Imagine the ridiculous conceit that the sun would change its place in the heavens or the earth pause in its rotations because some men in Detroit were unable to do the math necessary to talk with their business partners in Boston and New York, after the telegraph and telephone made that even possible. Or the perhaps more ridiculous thought that the better way to have “more” daylight after work is to move the hands of the clock to trick us into starting work earlier rather than, oh, I dunno, working less. These conceits function reasonably well, for some definitions of well that include its opposite, because the clock is, in these cases, providing less a means of measurement than a means of coordination.

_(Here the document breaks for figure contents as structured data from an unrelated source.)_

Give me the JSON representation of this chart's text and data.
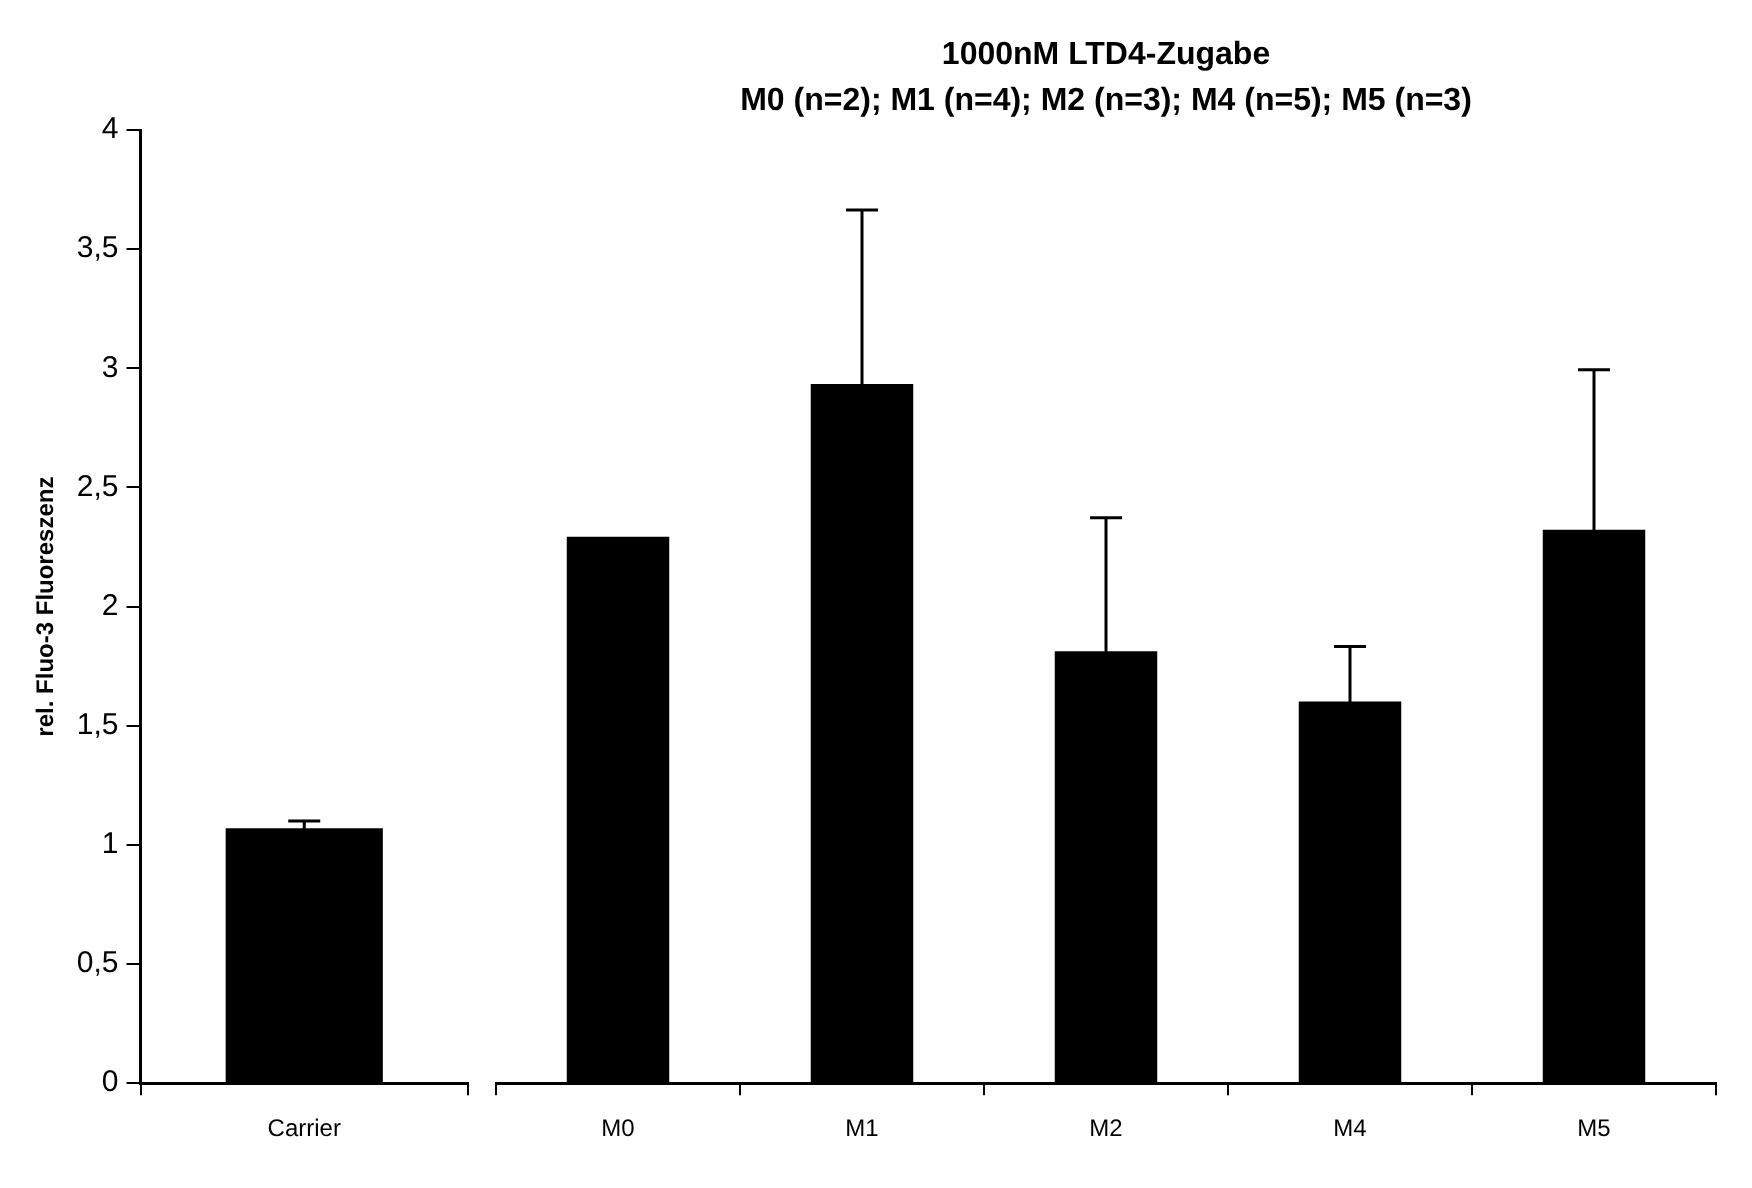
{
  "chart_data": [
    {
      "type": "bar",
      "ylabel": "rel. Fluo-3 Fluoreszenz",
      "categories": [
        "Carrier"
      ],
      "values": [
        1.07
      ],
      "errors": [
        0.03
      ],
      "color": "#000000",
      "ylim": [
        0,
        4
      ],
      "yticks": [
        0,
        {
          "value": 0.5,
          "label": "0,5"
        },
        1,
        {
          "value": 1.5,
          "label": "1,5"
        },
        2,
        {
          "value": 2.5,
          "label": "2,5"
        },
        3,
        {
          "value": 3.5,
          "label": "3,5"
        },
        4
      ],
      "grid": false,
      "legend": false
    },
    {
      "type": "bar",
      "title": "1000nM LTD4-Zugabe",
      "subtitle": "M0 (n=2); M1 (n=4); M2 (n=3); M4 (n=5); M5 (n=3)",
      "categories": [
        "M0",
        "M1",
        "M2",
        "M4",
        "M5"
      ],
      "values": [
        2.29,
        2.93,
        1.81,
        1.6,
        2.32
      ],
      "errors": [
        null,
        0.73,
        0.56,
        0.23,
        0.67
      ],
      "color": "#000000",
      "ylim": [
        0,
        4
      ],
      "tick_labels": "x",
      "grid": false,
      "legend": false
    }
  ]
}
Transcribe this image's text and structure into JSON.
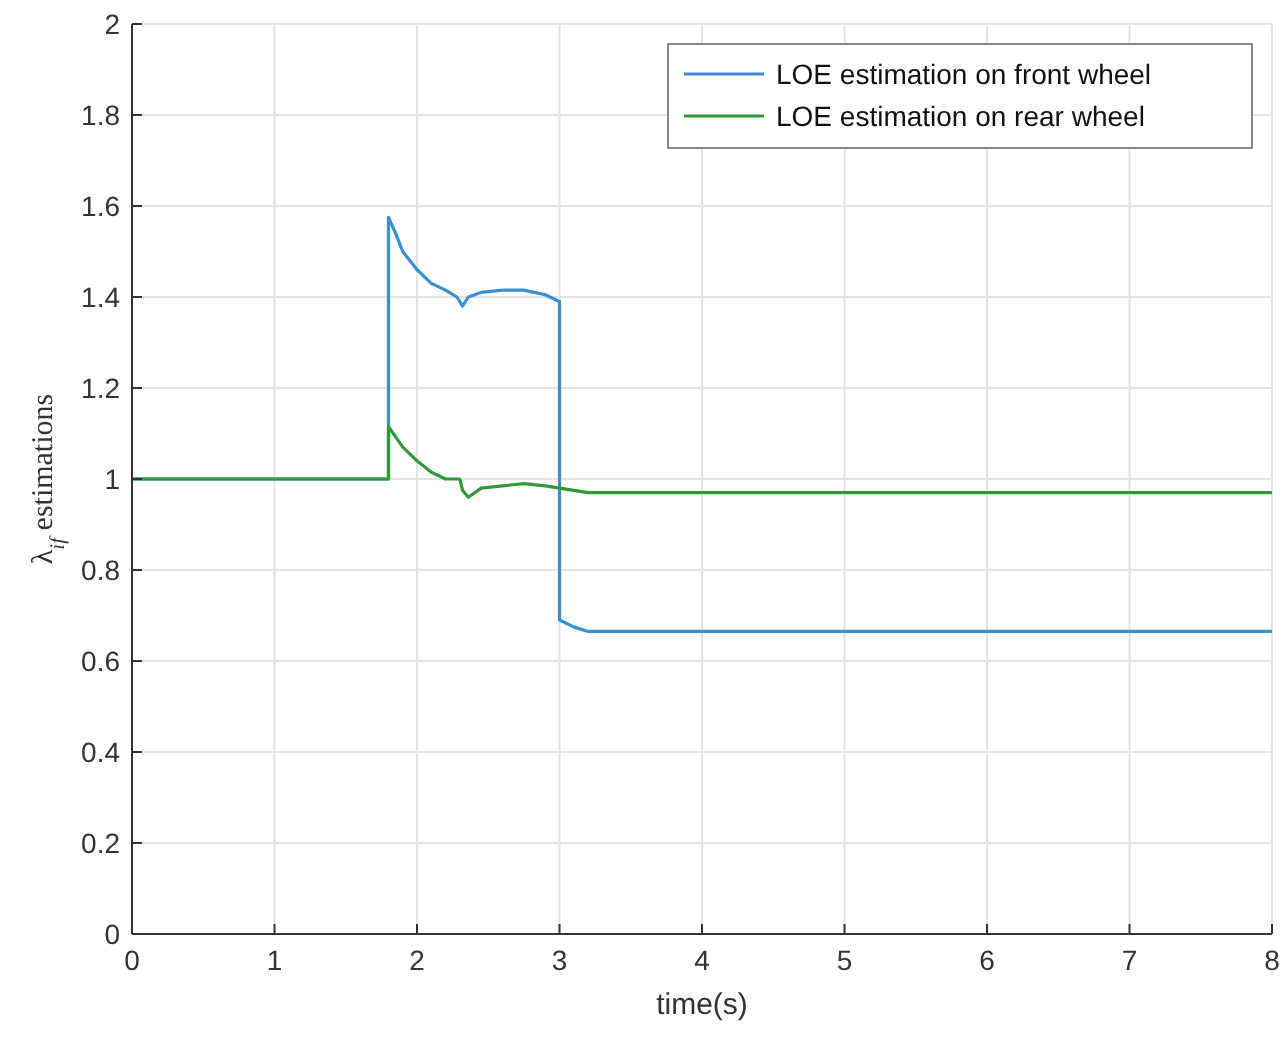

The clock no longer describes the relation of the sun to a given point on the earth, and hasn’t since the invention of Standard Time, yet we insist on maintaining the fiction that it does, despite periodic affirmation to the contrary. We have, for the most part, given up attempting to attend to our circadian rhythms. We have, for the most part, surrendered control to our devices. The clock tells us when to rise, when to work, when to eat, when to study, and when to stop. Electric light provides the illusion of daylight, and our buildings — malls, offices, and factories — hide the sun to disguise the passing of time. The information age hasn’t changed these industrial habits, but made them worse: computers have no need for the Vitamin D, and we’ve adapted to their dim screens by staying inside so that we might see the moving pictures. Even cows stay indoors all day, lit by artificial suns, for convenient milking on schedule.
All of which makes the biannual altering of the clocks even more nonsensical than it was to start.
This weekend I was awakened just after falling asleep because someone couldn’t deduce the problem from the messages logged by their application telling them explicitly what the problem was. One of the ordering systems sets a default future due date six hours ahead of the order placement date, so every year, because timezone math is annoying, from 20:00 to 21:00, the damn system throws an exception because there is no time between 02:00 and 03:00. And this problem only exists because the computers are using America/Dallas, because that’s where the corporate headquarters are. Nor did it occur to anyone that a due date when people tend to be sleeping might be problematic.
Just pick something and stick with it. Using Coordinated Universal Time (UTC) for the whole Earth would seem a reasonable basis for discussion. It’s not like we’ll ever visit the moon or Mars any time soon.